My primary research involves developing a closed loop neural interface for rehabilitation and reanimation of paralyzed limbs in patients with spinal cord injury. The images above are a summary of the Brain-Computer-Sinal Interface (BCSI) system that I am developing. They provide a system block diagram and functional illustration along with the devices that I have developed towards this. The system is designed to stimulate in the spinal cord based on intentions decoded from neural signals recorded in the brain. As a part of my research, I have been integrating the typical benchtop equiment that are used for neural interface into small circuit boards that are implantable. The key features of this system include wireless power transfer, ultralow-power communication and closed-loop neural recording and stimulation. The stimulation is controlled by on-device decoding from Local Field Potentials (LFP) recorded in the motor cortex. The goal of this system is also to accommodate for variation in power availabile from a wireless power transfer link. I am currently developing the LFP processing on FPGA and a power-aware goldilocks control loop that periodically assigns a computational complexity based on power available from the wireless link. I was awarded a graduate innovation fellowship from the Washington Research Foundation to support my work on the power-aware neural interface.

Apart form this I have been wokring on other interesting topics including energy harvesting from RF and NFC for wearable sensors, wireless power transfer using phased array systems and low-overhead echolocation for localizing receivers in a HF phased array power transfer system. I have also developed an FPGA implementation of the RFID EPC Gen2 protocol for performing block read and write with an Impinj R1000 RFID reader. This design was implemented for a 65nm CMOS IC development.
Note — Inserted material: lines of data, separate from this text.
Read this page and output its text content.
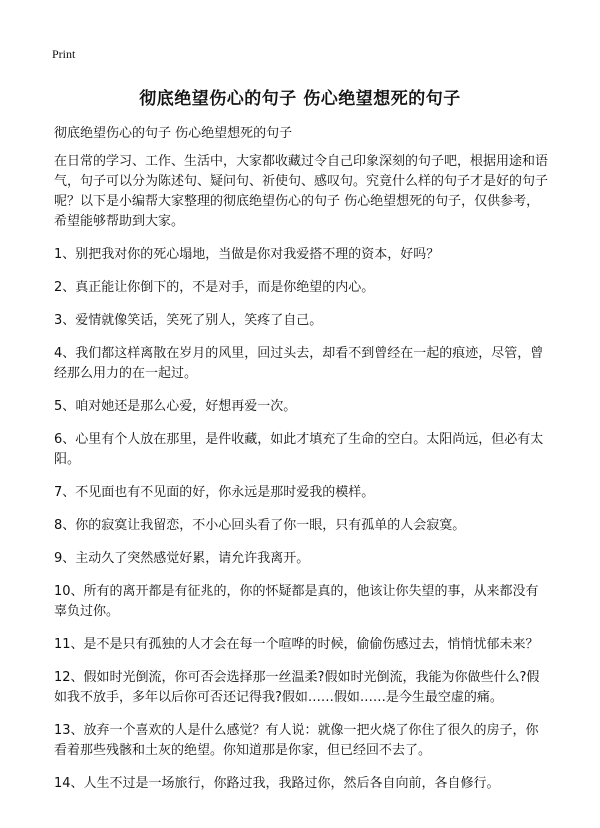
Print
彻底绝望伤心的句子 伤心绝望想死的句子

彻底绝望伤心的句子 伤心绝望想死的句子

在日常的学习、工作、生活中，大家都收藏过令自己印象深刻的句子吧，根据用途和语气，句子可以分为陈述句、疑问句、祈使句、感叹句。究竟什么样的句子才是好的句子呢？以下是小编帮大家整理的彻底绝望伤心的句子 伤心绝望想死的句子，仅供参考，希望能够帮助到大家。

1、别把我对你的死心塌地，当做是你对我爱搭不理的资本，好吗？

2、真正能让你倒下的，不是对手，而是你绝望的内心。

3、爱情就像笑话，笑死了别人，笑疼了自己。

4、我们都这样离散在岁月的风里，回过头去，却看不到曾经在一起的痕迹，尽管，曾经那么用力的在一起过。

5、咱对她还是那么心爱，好想再爱一次。

6、心里有个人放在那里，是件收藏，如此才填充了生命的空白。太阳尚远，但必有太阳。

7、不见面也有不见面的好，你永远是那时爱我的模样。

8、你的寂寞让我留恋，不小心回头看了你一眼，只有孤单的人会寂寞。

9、主动久了突然感觉好累，请允许我离开。

10、所有的离开都是有征兆的，你的怀疑都是真的，他该让你失望的事，从来都没有辜负过你。

11、是不是只有孤独的人才会在每一个喧哗的时候，偷偷伤感过去，悄悄忧郁未来？

12、假如时光倒流，你可否会选择那一丝温柔?假如时光倒流，我能为你做些什么?假如我不放手，多年以后你可否还记得我?假如……假如……是今生最空虚的痛。

13、放弃一个喜欢的人是什么感觉？有人说：就像一把火烧了你住了很久的房子，你看着那些残骸和土灰的绝望。你知道那是你家，但已经回不去了。

14、人生不过是一场旅行，你路过我，我路过你，然后各自向前，各自修行。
Email me for the link to the FPGA library git repository.


MS / CWRU EECS
Aug 2011 - Jul 2013

I received my Masters in EECS from Case Western Reserve University (CWRU), Cleveland OH. As a part of the Nanoscape Lab I pursued research on NEMS for harsh environment, high-speed switching and non-volatile memory. In addition, I was involved in the development of a dual purpose implantable ultrasonic assembly for detecting recurrent cancer, and design and analysis of a nanochannel for fast DNA base sequencing.


B.Tech /ASE India
Aug 2007 - July 2011

I received my B.Tech in Electronics and Instrumentation Engineering from Amrita School of Engineering, Coimbatore, India and was a research student at the Indian Institute of Technology, Bombay during my senior year in B.Tech. As an undergraduate I gained experience in robotics, MEMS and was a member of SAE India.


Work Experience

Microsoft Research / Medical Devices Group, Redmond
June 2016 - August 2016, September 2017 - May 2018
Passive Wireless Sensor Interface
Passive Wireless Sensor Interface system

As a summer intern in the Medical Devices Group at MSR in 2016 I developed a fully-analog wearable passive sensor for continuous physiological monitoring. I returned to work with the group in late 2017 to work on further integration of the system to an existing sensor framework and to validate it with testing. The vision for this work is to develop a bandaid-like device that can be worn on the body for bed-side monitoring of heart rate, breathing rate, temperature and audio. The device was also designed for sensor input flexibility as a plug-and-play platform that interfaces with different types of sensors. The prototype device performs sensing and communicates sensed signals at 35 to 160 micro Watts power budget (harvested from a 915MHz radio frequency continuous wave singal).